Richard Joseph Libertini was well-known for his ability to speak in a variety of accents and for playing character roles. Awakenings (1990), Lethal Weapon 4 (1998), Catch-22 (1970), The In-Laws (1979), Popeye (1980), All of Me (1984), Fletch (1985), Fletch Lives (1989), and Dolphin Tale (1980) are some of his movies (2011).
Libertini attended Emerson College in Boston after being born in Cambridge, Massachusetts. Libertini spent his formative years working in Chicago and New York City. In the 1960s, he relocated to Los Angeles to further his acting career.
He was a founding member of the cast of The Mad Show, an Off-Broadway musical comedy created by Mad magazine in 1966. The Night They Raided Minsky’s (1968), Don’t Drink the Water (1969), and Catch-22 were his first performances in motion pictures (1970).
He played Chevy Chase’s character’s doubting editor in the comedy Fletch (1985), a role he reprised in the 1989 follow-up Fletch Lives, and he played General Garcia, a deranged Latin American dictator, in The In-Laws (1979), whose closest advisor was a cartoon face he drew on his own hand in the style of Senor Wences. In Sharky’s Machine, he played Nosh, Burt Reynolds’s character’s boyhood best buddy and an electronics specialist (1981).

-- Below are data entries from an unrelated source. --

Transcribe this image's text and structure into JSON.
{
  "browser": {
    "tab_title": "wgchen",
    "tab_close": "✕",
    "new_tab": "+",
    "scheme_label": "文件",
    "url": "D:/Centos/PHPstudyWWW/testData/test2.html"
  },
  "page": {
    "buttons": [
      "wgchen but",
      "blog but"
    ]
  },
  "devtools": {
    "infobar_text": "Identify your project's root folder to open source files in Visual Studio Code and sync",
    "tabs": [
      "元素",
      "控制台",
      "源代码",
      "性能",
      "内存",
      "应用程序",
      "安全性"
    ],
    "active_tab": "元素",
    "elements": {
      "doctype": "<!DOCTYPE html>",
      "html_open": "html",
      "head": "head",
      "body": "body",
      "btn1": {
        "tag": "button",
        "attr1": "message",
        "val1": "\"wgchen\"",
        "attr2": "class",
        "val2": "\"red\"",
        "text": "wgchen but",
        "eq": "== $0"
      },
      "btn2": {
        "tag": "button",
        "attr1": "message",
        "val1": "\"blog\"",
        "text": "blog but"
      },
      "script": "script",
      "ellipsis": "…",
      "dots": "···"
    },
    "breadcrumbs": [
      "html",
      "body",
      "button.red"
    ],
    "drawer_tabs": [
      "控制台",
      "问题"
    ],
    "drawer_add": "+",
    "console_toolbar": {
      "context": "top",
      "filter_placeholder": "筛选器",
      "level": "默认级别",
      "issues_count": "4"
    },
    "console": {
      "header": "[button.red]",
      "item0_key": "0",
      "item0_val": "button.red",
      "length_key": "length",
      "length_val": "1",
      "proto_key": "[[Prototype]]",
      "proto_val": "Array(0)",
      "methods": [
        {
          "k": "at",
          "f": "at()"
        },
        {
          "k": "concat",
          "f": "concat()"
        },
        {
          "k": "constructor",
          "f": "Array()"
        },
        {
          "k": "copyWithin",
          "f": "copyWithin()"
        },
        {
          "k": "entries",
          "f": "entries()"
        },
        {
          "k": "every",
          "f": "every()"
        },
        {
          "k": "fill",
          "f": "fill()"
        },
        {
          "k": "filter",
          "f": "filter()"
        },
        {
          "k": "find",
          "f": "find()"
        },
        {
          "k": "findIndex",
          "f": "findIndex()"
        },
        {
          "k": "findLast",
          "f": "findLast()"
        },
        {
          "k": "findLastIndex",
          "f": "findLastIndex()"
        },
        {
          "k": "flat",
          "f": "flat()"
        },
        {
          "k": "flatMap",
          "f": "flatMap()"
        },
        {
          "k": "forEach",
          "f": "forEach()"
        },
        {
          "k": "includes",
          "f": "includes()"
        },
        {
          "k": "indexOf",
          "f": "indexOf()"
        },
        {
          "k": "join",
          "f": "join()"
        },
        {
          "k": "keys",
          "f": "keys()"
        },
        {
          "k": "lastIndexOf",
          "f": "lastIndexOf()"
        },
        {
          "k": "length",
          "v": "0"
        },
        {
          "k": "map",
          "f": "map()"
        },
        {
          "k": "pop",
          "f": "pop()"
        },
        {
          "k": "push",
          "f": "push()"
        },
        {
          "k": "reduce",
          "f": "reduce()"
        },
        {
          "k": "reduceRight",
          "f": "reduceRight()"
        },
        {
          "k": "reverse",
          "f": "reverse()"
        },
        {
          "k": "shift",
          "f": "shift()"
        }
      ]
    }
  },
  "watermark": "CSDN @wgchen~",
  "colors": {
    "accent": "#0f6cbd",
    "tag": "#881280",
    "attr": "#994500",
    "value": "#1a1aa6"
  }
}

Additionally, he portrayed a travelling vaudeville in Days of Heaven (1978) by Terence Malick, a greengrocer named George W. Geezil in Popeye (1980) by Robert Altman, a Hispanic priest in Best Friends (1982), a servant named Giuseppe in Unfaithfully Yours (1984), a spiritual adviser named Prahka Lasa (“Back in Bowl!”) in All of Me (1984), the bandit Dijon in DuckTales the Movie: (1998).

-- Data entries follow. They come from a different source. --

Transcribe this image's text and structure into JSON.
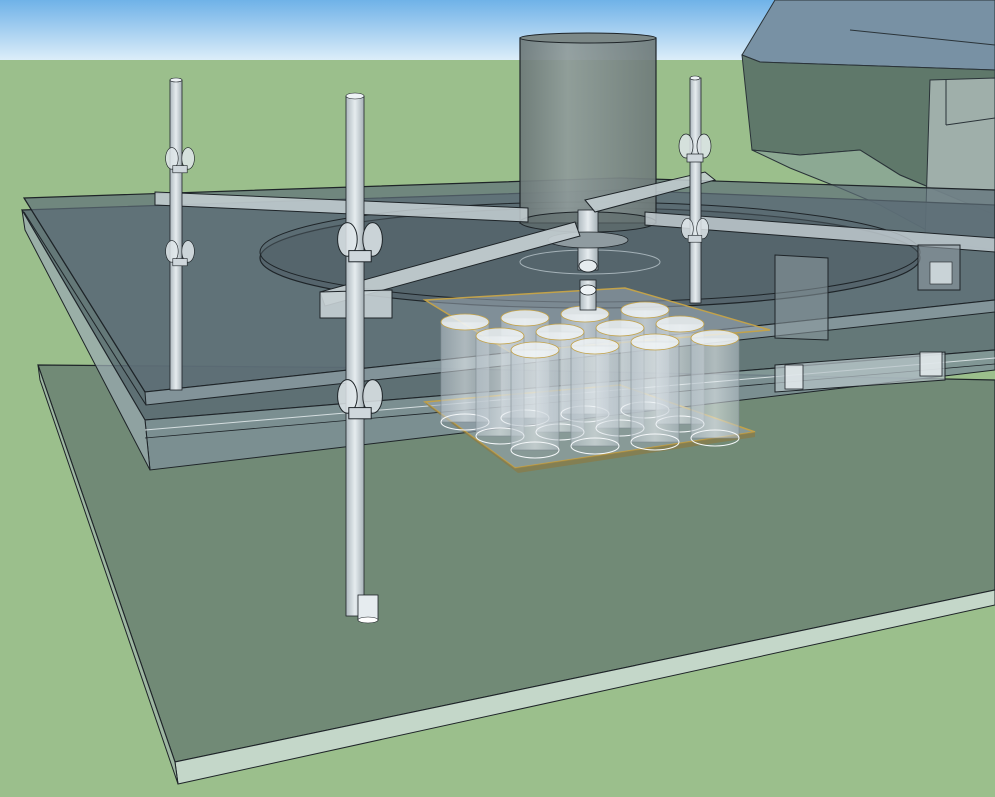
{
  "scene": {
    "kind": "sketchup-3d-model",
    "style": "x-ray transparent faces with black edges",
    "colors": {
      "sky_top": "#6fb2e8",
      "sky_bottom": "#d9ecf8",
      "ground": "#9bbf8c",
      "edge": "#1e2428",
      "plate_fill": "#5b6a73",
      "glass_edge": "#c9d6d6",
      "rod_fill": "#cfd7dc",
      "tube_fill": "#eef3f6",
      "tray_outline": "#c2a24a"
    },
    "components": [
      {
        "name": "base-slab"
      },
      {
        "name": "lower-glass-plate"
      },
      {
        "name": "upper-glass-plate"
      },
      {
        "name": "rotating-disc"
      },
      {
        "name": "motor-cylinder"
      },
      {
        "name": "cross-arms"
      },
      {
        "name": "threaded-rods",
        "count": 3
      },
      {
        "name": "wing-nuts",
        "count": 6
      },
      {
        "name": "test-tube-rack",
        "rows": 3,
        "cols": 4
      },
      {
        "name": "side-bracket"
      },
      {
        "name": "background-machine"
      }
    ]
  }
}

Libertini played the Godfather in the first season of Soap as a series regular on television. In the episodes “Evaluation” (1978) and “Middle Age” of Barney Miller, he played a variety of personas (January 1979). In the Sonny with a Chance episode “Dakota’s Revenge,” he played the crazed mechanic Izzy, and in the Star Trek: Deep Space Nine episode “Accession,” he played a Bajoran named Akorem Laan. Additionally, he provided the voice of Wally Llama on Animaniacs and starred in three brief sitcoms: Family Man (1988), in which he played a middle-aged comedy writer who married a much younger woman and had children later in life; The Fanelli Boys (1990–1991); and Pacific Station (1991–1992), in which he played a detective. He also voiced Wally Llama on Animaniacs.
Libertini made an appearance in the TV programme Supernatural in September 2008. In the 2011 movie Dolphin Tale, he played a fisherman in his final acting performance. Libertini played a rabbi in the Woody Allen-penned Relatively Speaking episode “Honeymoon Motel” on Broadway from October 2011 to January 2012.
Personal life
Libertini married actress Melinda Dillon on September 30, 1963, and had one child with her, Richard. They divorced in 1978.
Libertini died January 7, 2016, at age 82, in Venice, California, from cancer with which he had been diagnosed two years prior.